The “U-value,” also known as the thermal transmittance or heat transfer coefficient, is a measure of the rate of heat transfer through a building component, such as a wall, roof, or window. It quantifies the amount of heat that passes through one square meter of the component for every degree Celsius of temperature difference between the indoor and outdoor environments.
U-value is expressed in units of watts per square meter per degree Celsius (W/m²·°C) or sometimes in British thermal units per hour per square foot per degree Fahrenheit (BTU/h·ft²·°F). A lower U-value indicates better thermal insulation properties and reduced heat transfer.
The U-value of a building component depends on several factors, including the material properties, thickness, and the presence of insulation. Generally, materials with higher thermal resistance, such as insulation materials, have lower U-values.
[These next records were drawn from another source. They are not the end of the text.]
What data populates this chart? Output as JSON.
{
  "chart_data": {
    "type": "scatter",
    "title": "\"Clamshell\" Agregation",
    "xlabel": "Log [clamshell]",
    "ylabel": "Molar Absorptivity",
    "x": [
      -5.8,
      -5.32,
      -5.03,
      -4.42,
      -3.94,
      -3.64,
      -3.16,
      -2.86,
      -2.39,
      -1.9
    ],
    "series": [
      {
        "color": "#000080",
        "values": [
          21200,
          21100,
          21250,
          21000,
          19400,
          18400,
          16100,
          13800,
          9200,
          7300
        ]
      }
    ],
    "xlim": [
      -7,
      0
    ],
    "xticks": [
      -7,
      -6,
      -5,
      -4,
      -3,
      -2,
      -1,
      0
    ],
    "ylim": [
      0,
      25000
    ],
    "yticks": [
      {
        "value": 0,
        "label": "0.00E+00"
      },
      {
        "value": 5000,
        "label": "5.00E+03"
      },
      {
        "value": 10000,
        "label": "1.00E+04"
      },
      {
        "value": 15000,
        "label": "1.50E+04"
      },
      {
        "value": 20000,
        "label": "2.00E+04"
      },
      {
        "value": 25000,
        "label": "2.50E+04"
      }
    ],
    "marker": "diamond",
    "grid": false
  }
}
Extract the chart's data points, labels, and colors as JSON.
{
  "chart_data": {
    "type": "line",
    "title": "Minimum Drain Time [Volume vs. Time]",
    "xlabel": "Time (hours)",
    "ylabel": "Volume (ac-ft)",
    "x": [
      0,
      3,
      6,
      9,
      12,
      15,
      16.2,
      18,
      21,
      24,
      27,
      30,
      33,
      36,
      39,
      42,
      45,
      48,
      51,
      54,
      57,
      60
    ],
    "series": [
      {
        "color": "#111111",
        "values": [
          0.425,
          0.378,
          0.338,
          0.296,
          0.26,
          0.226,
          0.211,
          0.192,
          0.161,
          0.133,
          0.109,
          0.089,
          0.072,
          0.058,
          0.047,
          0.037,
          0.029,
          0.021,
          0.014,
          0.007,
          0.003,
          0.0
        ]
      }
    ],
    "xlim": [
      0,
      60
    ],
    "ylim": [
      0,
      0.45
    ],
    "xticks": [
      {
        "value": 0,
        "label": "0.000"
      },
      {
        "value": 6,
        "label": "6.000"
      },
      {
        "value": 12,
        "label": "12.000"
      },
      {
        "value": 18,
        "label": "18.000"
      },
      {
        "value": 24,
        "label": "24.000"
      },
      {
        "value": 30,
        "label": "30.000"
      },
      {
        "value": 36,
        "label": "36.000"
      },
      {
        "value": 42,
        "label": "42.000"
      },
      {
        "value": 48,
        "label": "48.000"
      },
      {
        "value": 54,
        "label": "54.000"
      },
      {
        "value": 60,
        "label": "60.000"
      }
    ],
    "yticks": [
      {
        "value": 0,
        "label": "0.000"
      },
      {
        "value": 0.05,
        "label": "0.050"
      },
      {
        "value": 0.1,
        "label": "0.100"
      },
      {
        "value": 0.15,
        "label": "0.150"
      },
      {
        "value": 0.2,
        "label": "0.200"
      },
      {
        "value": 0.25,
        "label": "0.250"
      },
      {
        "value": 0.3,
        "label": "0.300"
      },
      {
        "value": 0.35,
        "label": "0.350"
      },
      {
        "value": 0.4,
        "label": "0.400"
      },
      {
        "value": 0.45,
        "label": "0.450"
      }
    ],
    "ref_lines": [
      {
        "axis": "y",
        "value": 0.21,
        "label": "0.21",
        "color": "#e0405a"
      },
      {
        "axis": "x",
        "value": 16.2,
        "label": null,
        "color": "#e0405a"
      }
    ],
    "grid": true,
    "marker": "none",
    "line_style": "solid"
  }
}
U-values are used in building energy calculations and thermal analysis to assess the energy efficiency and thermal performance of buildings. By reducing the U-value of a building envelope, less heat is lost during the winter or gained during the summer, resulting in improved energy efficiency and thermal comfort.
It’s worth noting that U-values are often used in conjunction with other factors, such as solar heat gain coefficient (SHGC) for windows or air leakage rates, to provide a comprehensive understanding of a building’s energy performance. National and international building codes often specify maximum U-values for different building components to ensure energy efficiency standards are met.